Symantec Tests 'Big Brother' Data Monitor

Engineers in Symantec's research and development organization have built a new database security appliance that could eventually lead the company into the database security business. The project has been tested by a handful of customers since September, and Symantec is expected to decide within the next few months whether to bring it to market.

The unnamed appliance is a pre-configured server that sits on the network and monitors the database traffic, looking for inappropriate queries. "We're providing Big Brother in a box, if you like, to just keep a gentle eye on people. And if people deviate from their normal patterns, we can flag that," said Gerry Egan, group product manager with Symantec's Advanced Concepts Group.

Still in Development

The appliance, which has been under development for several years, monitors network traffic using the same underlying "sniffing" engine as Symantec's Network Security 7100 Series intrusion prevention appliance. But the 15 engineers working on the project have also developed their own software, which then analyzes the database queries.

The current version of the Symantec appliance does not actually block suspicious queries--it simply monitors and reports on what the database is up to--but that feature is being considered for a future version of the product, Egan said.

"Our product particularly comes into play where there are valid or authorized users of the database who now start to abuse the privilege," Egan said. The product could be used to detect employee or partner fraud, or to warn database administrators (DBAs) when their applications appear to be acting in a malicious manner.

Symantec is testing prototypes of the product with customers in the health care and financial services industries, as well as with educational and government users, in a trial run that is scheduled to go on through the end of this year. "At that point, it will be up to management whether they would like to build it into a product," Egan said.

Should that happen, Symantec would be the first major vendor to develop this type of product, analysts say. To date, database security appliances are sold by only a handful of small companies, including Imperva Inc. and Guardium Inc., but enterprise users are becoming increasingly focused on data security and regulation compliance.

"We're starting to see a little more interest in this area because of all this identity theft," said John Pescatore, an analyst with the research company Gartner.

Customer Interest

Imperva's chief executive officer Shlomo Kramer, whose three-year-old company already sells a similar product, said he is not surprised to see Symantec looking into this market. During the past few quarters, demand for this type of product has accelerated, spurred by laws such as the Sarbanes-Oxley Act and the Health Insurance Portability and Accountability Act, as well as by California's SB 1386, which requires companies to notify customers after security breaches, he said.

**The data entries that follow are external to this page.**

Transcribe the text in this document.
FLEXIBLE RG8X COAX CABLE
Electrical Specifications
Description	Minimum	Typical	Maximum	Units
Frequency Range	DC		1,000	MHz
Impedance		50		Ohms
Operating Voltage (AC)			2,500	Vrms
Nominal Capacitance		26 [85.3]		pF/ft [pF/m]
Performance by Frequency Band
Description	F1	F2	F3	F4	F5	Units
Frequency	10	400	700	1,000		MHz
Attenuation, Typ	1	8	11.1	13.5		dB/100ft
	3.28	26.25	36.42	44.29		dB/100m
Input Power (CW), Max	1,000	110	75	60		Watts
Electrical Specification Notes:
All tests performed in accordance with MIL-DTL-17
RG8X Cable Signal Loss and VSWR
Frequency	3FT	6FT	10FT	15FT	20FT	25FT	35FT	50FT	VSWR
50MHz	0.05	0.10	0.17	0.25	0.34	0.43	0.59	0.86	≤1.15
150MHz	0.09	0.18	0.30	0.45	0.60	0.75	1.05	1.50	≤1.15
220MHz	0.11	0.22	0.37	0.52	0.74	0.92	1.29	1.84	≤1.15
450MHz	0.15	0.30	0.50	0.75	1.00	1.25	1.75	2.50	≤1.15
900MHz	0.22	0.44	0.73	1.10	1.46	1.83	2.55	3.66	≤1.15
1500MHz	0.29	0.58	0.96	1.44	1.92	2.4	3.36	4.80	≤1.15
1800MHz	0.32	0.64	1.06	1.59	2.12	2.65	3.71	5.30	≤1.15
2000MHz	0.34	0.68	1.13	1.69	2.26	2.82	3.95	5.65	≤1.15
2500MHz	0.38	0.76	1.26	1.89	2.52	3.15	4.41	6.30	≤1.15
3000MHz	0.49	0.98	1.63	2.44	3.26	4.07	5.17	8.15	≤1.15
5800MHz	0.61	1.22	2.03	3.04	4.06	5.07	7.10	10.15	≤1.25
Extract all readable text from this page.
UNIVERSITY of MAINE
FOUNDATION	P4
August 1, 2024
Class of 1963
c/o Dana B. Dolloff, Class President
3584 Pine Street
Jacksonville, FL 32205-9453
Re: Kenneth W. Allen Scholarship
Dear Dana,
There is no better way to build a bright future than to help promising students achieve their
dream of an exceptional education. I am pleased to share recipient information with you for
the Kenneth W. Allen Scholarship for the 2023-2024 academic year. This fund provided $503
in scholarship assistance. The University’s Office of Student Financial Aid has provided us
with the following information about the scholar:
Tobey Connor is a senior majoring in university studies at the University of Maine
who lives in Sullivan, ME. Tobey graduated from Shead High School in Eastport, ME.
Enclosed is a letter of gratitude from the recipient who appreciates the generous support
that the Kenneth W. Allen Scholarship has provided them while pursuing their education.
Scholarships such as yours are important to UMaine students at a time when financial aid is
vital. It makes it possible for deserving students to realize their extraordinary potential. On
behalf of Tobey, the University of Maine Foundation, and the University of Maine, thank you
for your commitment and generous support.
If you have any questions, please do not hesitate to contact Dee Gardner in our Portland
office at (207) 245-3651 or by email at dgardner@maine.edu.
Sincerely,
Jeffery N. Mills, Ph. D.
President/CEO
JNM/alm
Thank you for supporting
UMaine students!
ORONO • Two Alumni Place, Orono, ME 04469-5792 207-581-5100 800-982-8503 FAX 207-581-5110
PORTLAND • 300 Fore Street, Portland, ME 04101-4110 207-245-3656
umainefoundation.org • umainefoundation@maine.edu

"We are seeing much larger projects in the pipeline, and we're seeing more and more customers with dedicated budgets to this type of initiative," Kramer said. Imperva's customers are primarily in the financial services, e-business and health industries, he said.

The Symantec prototypes use a Dell PowerEdge 1850 server running the Linux operating system, but should Symantec decide to bring the product to market, it could based on virtually any type of server, Egan said.

Based on initial customer feedback, however, Symantec seems likely to stick with its appliance concept and not try to develop a software-only product.

"The DBAs are a very conservative bunch of people, and they definitely don't like people installing things on their servers," Egan said. "It also means, from the chief security officer's perspective, he can drop it in without even telling the DBAs. ... The database administrators have the keys to everything, and who keeps tabs on them?"